あ、ヤバイ………企みに嵌ったかもしれない、メチャクチャ笑顔だ。
「仕方ないね、イズナがそう言うなら着いて行ってあげる!」
「あぁーありがとう………」
やっぱりか。棒読みの俺の言葉に、いやいやぁと笑いながら肩を叩いてくるメリサ。
なんとかしてくれと、コトミとクァルにアイコンタクトをとる。
真剣な表情で頷いた二人は、メリサに向き直して口を開いた。
「メリサぁー、ソイツに着いて行って勝てるとは思えないよ。
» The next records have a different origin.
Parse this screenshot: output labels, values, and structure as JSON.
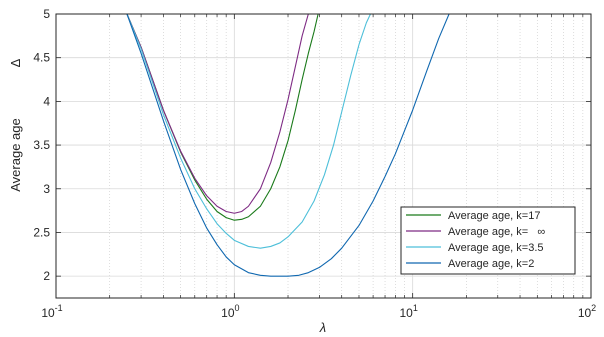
{
  "chart_data": {
    "type": "line",
    "xscale": "log",
    "xlim": [
      0.1,
      100
    ],
    "ylim": [
      1.75,
      5
    ],
    "x_ticks": [
      {
        "base": "10",
        "exp": "-1",
        "value": 0.1
      },
      {
        "base": "10",
        "exp": "0",
        "value": 1
      },
      {
        "base": "10",
        "exp": "1",
        "value": 10
      },
      {
        "base": "10",
        "exp": "2",
        "value": 100
      }
    ],
    "y_ticks": [
      "2",
      "2.5",
      "3",
      "3.5",
      "4",
      "4.5",
      "5"
    ],
    "xlabel": "λ",
    "ylabel": "Average age",
    "ylabel_symbol": "Δ",
    "grid": true,
    "legend_position": "bottom-right",
    "series": [
      {
        "name": "Average age, k=17",
        "color": "#1a7a1a",
        "x": [
          0.25,
          0.3,
          0.4,
          0.5,
          0.6,
          0.7,
          0.8,
          0.9,
          1.0,
          1.1,
          1.2,
          1.4,
          1.6,
          1.8,
          2.0,
          2.2,
          2.4,
          2.6,
          2.8,
          2.95
        ],
        "y": [
          5.0,
          4.62,
          3.9,
          3.42,
          3.1,
          2.88,
          2.74,
          2.67,
          2.64,
          2.65,
          2.68,
          2.8,
          3.0,
          3.25,
          3.55,
          3.9,
          4.25,
          4.55,
          4.8,
          5.0
        ]
      },
      {
        "name": "Average age, k=   ∞",
        "color": "#7e2b84",
        "x": [
          0.25,
          0.3,
          0.4,
          0.5,
          0.6,
          0.7,
          0.8,
          0.9,
          1.0,
          1.1,
          1.2,
          1.4,
          1.6,
          1.8,
          2.0,
          2.2,
          2.4,
          2.6
        ],
        "y": [
          5.0,
          4.62,
          3.9,
          3.43,
          3.12,
          2.92,
          2.8,
          2.74,
          2.72,
          2.74,
          2.8,
          3.0,
          3.3,
          3.65,
          4.02,
          4.4,
          4.75,
          5.0
        ]
      },
      {
        "name": "Average age, k=3.5",
        "color": "#4dbfd9",
        "x": [
          0.25,
          0.3,
          0.4,
          0.5,
          0.6,
          0.7,
          0.8,
          0.9,
          1.0,
          1.2,
          1.4,
          1.6,
          1.8,
          2.0,
          2.4,
          2.8,
          3.2,
          3.6,
          4.0,
          4.5,
          5.0,
          5.5,
          5.8
        ],
        "y": [
          5.0,
          4.6,
          3.85,
          3.35,
          3.0,
          2.77,
          2.6,
          2.49,
          2.41,
          2.34,
          2.32,
          2.34,
          2.38,
          2.45,
          2.62,
          2.86,
          3.16,
          3.5,
          3.88,
          4.3,
          4.65,
          4.9,
          5.0
        ]
      },
      {
        "name": "Average age, k=2",
        "color": "#1068b0",
        "x": [
          0.25,
          0.3,
          0.4,
          0.5,
          0.6,
          0.7,
          0.8,
          0.9,
          1.0,
          1.2,
          1.4,
          1.6,
          1.8,
          2.0,
          2.3,
          2.6,
          3.0,
          3.5,
          4.0,
          5.0,
          6.0,
          7.0,
          8.0,
          10.0,
          12.0,
          14.0,
          16.0
        ],
        "y": [
          5.0,
          4.55,
          3.78,
          3.22,
          2.83,
          2.55,
          2.36,
          2.22,
          2.13,
          2.04,
          2.01,
          2.0,
          2.0,
          2.0,
          2.01,
          2.04,
          2.1,
          2.2,
          2.32,
          2.58,
          2.86,
          3.14,
          3.4,
          3.9,
          4.35,
          4.72,
          5.0
        ]
      }
    ]
  }
}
どう見てもレベルだけで外見も中身も弱そうだよ!頭は完全に腐ってるよぉ!」
「生産が得意なようだから戦闘は不得意だろう。そいつがボスを倒せるとは思えないし、あんたに死なれるのは困る」
半分以上悪口を言われたが……、なんとかメリサを帰らせることができるなら、この際胸に突き刺さった言葉のナイフの痛みは我慢しよう。
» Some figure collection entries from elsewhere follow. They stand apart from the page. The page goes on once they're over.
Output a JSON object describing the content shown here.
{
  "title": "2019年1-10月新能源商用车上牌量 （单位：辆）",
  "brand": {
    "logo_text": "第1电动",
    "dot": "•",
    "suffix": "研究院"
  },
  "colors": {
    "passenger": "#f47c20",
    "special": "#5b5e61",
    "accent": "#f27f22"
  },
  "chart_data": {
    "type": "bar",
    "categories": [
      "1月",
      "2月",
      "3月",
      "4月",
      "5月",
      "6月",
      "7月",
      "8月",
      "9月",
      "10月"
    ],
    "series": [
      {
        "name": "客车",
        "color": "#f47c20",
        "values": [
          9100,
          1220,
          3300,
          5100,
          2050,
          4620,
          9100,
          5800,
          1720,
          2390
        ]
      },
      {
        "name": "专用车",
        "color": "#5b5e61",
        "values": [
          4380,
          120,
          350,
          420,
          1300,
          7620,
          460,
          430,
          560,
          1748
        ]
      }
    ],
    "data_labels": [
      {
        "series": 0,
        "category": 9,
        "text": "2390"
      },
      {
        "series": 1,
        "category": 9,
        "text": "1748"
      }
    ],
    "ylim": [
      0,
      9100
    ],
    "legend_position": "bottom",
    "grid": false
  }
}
「え?イズナは生産系じゃないって、バカみたいな速度重視の攻撃系。一人で効率的に冒険するために鍛冶とかできるようになっただけよ。ね?」
「バカってなんだ?装備の耐久度が下がった時の修理とか、簡易拠点造りが出来ないと長期間いられないだろ。お見通しか」
「わかりやすいだけ!イズナはかなりの生産技術があるから装備も二人より上だし、そもそも一人で倒すつもりだったんだから大丈夫!」
俺とメリサの何気ないやりとりに、もはや諦めまじりに呆れる二人。
なぜなら、エリアを一人で冒険するなんて自殺行為と言っても過言じゃないからだ。
アイテムボックスにある程度の物は入るが限界もある。
食材を多くすれば長期間エリアで冒険できるが、武器が壊れれば終わりだ。逆だと短期間しかいられないし、半々だと中間程度。
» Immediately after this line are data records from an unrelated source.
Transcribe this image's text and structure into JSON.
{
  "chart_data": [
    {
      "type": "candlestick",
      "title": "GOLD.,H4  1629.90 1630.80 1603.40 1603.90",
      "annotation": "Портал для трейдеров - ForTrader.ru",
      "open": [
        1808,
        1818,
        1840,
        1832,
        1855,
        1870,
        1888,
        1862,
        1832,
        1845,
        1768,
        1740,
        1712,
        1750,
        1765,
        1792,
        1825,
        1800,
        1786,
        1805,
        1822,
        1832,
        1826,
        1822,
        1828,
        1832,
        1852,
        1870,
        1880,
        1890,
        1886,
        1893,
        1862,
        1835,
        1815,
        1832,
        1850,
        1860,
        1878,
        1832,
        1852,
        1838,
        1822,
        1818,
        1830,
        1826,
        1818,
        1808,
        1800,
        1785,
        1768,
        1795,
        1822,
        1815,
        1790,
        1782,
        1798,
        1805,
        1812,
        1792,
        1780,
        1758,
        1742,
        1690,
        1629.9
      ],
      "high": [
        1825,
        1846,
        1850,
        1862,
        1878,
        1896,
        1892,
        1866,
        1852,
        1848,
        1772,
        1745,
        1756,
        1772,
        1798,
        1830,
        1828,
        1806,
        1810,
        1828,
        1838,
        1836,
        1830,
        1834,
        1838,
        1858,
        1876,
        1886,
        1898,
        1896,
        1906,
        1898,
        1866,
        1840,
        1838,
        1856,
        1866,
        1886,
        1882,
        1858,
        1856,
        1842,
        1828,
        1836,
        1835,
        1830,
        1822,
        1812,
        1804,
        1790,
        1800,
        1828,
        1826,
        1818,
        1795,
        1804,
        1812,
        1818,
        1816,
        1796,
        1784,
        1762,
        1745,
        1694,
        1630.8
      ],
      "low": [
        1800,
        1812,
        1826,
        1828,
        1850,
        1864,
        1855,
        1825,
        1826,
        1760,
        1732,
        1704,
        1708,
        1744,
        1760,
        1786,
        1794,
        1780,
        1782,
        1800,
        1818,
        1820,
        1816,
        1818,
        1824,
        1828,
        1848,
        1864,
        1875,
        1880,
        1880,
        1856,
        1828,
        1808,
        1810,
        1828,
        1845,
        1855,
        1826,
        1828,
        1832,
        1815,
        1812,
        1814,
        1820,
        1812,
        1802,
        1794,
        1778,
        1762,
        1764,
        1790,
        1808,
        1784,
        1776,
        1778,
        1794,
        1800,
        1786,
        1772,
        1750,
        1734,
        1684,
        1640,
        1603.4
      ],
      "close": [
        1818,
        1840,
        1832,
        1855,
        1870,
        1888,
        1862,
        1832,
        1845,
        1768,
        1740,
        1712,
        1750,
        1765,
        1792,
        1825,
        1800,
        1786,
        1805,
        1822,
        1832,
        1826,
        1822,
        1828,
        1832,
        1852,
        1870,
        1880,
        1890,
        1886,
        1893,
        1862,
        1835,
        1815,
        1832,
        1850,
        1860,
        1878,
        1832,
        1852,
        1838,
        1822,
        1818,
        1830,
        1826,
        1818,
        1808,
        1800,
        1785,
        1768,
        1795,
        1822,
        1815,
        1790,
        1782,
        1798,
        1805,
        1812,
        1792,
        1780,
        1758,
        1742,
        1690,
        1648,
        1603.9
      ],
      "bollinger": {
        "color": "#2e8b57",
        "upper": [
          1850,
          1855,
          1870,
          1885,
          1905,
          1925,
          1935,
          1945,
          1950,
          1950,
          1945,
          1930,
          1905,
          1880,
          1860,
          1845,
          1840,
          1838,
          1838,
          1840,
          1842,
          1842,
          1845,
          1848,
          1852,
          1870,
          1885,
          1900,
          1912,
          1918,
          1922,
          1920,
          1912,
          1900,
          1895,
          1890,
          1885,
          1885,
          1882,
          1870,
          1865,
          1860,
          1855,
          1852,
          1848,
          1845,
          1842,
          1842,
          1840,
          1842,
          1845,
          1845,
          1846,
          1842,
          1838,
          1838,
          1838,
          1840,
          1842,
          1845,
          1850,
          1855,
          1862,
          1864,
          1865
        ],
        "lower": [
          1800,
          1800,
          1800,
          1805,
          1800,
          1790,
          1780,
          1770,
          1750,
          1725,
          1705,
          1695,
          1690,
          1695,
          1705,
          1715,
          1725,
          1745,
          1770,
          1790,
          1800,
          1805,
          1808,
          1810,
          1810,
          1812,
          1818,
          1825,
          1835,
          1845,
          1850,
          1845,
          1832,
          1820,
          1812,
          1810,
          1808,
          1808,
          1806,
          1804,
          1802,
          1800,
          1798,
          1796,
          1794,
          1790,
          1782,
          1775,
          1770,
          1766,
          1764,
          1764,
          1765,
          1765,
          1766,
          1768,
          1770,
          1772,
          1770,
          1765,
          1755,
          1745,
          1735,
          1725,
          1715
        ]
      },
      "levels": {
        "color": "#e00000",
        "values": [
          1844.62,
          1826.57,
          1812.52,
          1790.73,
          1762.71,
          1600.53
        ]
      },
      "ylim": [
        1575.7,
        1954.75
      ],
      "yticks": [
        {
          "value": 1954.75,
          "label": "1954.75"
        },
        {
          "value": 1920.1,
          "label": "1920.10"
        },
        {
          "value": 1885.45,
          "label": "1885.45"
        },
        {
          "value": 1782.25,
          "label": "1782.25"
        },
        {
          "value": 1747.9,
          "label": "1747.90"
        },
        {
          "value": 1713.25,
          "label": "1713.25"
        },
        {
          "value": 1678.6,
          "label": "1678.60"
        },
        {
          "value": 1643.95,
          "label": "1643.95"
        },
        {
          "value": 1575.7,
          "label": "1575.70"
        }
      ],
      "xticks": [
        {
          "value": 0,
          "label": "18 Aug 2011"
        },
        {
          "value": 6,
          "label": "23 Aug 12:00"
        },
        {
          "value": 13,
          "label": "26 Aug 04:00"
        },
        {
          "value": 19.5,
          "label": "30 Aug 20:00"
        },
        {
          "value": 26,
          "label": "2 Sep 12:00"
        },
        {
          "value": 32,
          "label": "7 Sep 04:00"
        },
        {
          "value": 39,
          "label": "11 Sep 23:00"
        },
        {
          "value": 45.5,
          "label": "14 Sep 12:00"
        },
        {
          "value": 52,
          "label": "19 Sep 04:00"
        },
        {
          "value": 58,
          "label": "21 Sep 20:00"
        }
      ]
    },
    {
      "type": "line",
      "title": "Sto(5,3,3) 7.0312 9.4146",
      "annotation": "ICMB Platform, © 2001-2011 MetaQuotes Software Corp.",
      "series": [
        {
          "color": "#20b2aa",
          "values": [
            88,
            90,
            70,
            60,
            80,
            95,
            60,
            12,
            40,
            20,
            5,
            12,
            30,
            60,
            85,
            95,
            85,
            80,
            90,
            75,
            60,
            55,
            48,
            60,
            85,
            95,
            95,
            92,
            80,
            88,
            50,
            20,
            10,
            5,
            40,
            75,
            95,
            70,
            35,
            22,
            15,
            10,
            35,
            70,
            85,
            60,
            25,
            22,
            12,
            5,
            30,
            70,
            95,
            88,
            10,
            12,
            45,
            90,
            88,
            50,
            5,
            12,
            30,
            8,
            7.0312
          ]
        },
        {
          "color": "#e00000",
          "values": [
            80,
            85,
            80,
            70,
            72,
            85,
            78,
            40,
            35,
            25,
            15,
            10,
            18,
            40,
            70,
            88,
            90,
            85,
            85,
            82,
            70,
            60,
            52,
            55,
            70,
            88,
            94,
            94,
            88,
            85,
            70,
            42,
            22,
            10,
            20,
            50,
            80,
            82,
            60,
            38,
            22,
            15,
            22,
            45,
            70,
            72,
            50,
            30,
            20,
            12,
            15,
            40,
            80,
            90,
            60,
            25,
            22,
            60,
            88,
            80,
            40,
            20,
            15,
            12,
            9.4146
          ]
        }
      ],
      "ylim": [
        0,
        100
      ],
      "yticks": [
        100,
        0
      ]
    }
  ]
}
そもそも戦闘の際には一対多の戦いになる。回復するためのアイテムを含めると、一人で長期間の冒険は不可能だ。する人なんて俺以外にいないと断言してもいい。
「常識ってなんなの、カル?」
「クァルだ。考えるだけ無駄だと思うが、っ!?」
そう言い後方の窓から外を見るとウッドモンキーという猿に似たモンスターが迫って来ていた。
「アイツはヤバいよ」
「倒しに行くか」
呑気に会話をする俺達を尻目に戦闘準備を始める二人。
「行かなくていいぞ、というか危険だぞ。お茶でも飲みながら見てろって」
「あのモンスターに破壊されるのをか?」
高レベルのモンスターに警戒する二人を落ち着かせることはできず、まあまぁ私を信じてとメリサの言葉で止まった。俺の言葉にはそんなに信憑性が無いのか?
「あと一歩だな」
「一歩でなにが起こるの?」
期待の眼差しを向けるメリサの両隣りにいる警戒したままの二人に、何度大丈夫だと言っても警戒を解かない。
俺は見て驚けと、不貞腐れ気味にお茶を口に注ぐ。
飲み干したコップをテーブルに置くのに合わさって踏み出したモンスターが動きを止める。それは好意的にではなく、全身に突き刺さった根によるものだ。根からモンスターはライフを削りとられ最後には消滅した。
「モンスターのライフを吸いとった?」
「家のほうがモンスターみたい………」
「ああして、この家は成長するんだ。お前らの思っている通り、半分はモンスターみたいなもんだし」
「流石はイズナ!」
表面上いつもの表情をかえず俺を叩いてくるが、流石のメリサも動揺したのか力が加減できていない。
つまりかなり強くて、かなり痛い………。
反対側では、常識の二文字が音を立てて砕け、驚きのあまり停止した二人がいた。
全然動かないものだから意識があるのか心配になって目の前で手を振ると二人の視線が俺に向き、こんなの夢だ、とひきつった苦笑いと同時に二人は言う。
………俺も最初は驚いた。と二人に共感し頷く。
メリサだけは、意に介してなかった。
こいつの精神力が凄いのか、変に高く評価されているのか。
どっちにしても、不思議だと思った。